The husbeast does industrial inspections for the Navy and regularly spends his days measuring things down to the thouandth of an inch, and he's sized needles for me before. I figured he'd do his usual Zen deal: spin them between his fingers, separate them into two piles, and hand them back. But no. He was in a mood, or something.
Off he goes into the garage, muttering about Cals and Mikes. Cals turned out to be calipers, and Mikes turned out to be this:
A micrometer. Yes, indeed, I'm married to a man who keeps a micrometer in his toolbox. So he measured my knitting needles.
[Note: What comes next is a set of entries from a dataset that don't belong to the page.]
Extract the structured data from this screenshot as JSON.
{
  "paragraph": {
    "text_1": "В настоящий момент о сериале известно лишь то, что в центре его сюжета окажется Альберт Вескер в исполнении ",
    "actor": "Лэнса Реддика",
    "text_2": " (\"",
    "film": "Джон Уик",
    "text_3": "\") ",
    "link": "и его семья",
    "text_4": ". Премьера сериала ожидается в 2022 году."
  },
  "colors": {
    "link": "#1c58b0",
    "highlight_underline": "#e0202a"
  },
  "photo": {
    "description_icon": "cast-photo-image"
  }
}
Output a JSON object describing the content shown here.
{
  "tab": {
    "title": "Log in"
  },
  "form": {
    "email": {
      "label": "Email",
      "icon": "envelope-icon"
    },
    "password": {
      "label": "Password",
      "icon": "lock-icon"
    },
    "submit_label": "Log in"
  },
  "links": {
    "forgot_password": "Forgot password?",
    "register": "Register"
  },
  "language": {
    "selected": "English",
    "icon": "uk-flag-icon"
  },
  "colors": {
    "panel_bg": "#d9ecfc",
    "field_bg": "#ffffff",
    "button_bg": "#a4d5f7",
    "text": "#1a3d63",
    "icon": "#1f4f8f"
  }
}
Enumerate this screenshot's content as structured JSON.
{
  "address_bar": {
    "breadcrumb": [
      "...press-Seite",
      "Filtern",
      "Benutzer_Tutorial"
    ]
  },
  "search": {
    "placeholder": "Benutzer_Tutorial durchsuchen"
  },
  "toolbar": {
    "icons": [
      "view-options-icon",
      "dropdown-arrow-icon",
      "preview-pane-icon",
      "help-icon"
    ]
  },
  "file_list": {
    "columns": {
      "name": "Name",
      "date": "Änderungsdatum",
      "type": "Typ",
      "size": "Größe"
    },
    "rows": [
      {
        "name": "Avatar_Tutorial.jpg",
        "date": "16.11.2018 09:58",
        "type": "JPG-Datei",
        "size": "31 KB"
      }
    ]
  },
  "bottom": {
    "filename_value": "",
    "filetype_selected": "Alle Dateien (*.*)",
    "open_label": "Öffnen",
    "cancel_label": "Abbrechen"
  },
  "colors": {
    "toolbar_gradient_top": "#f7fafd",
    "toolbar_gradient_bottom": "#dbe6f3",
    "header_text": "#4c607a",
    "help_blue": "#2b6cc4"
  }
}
It turns out several of my size 0 needles vary from each other by over ten thousandths of an inch. Horrors. (I plan to use that as an excuse the next time I'm knitting lace and the gauge goes wonky, I swear I am. "Oh, sorry, the one needle is .0003 inches smaller than the other, it throws me off.") And I thought measuring gauge out to two decimal places was crazy.
So anyway. I've started knitting a swatch with the light blue 2/8 yarn. It's in the round, so I'm thinking of it as both a swatch and a practice sock at the same time. Right now I'm using size two needles, and unwashed, it's coming out at about eight stitches per inch. However, it looks kind of loose, so unless it really blooms in water, I'll probably be going down to size ones and nine stitches to the inch, which was sort of the gauge I was half-heartedly shooting at to begin with.
How long do you suppose it takes to knit a sweater on size 0 needles?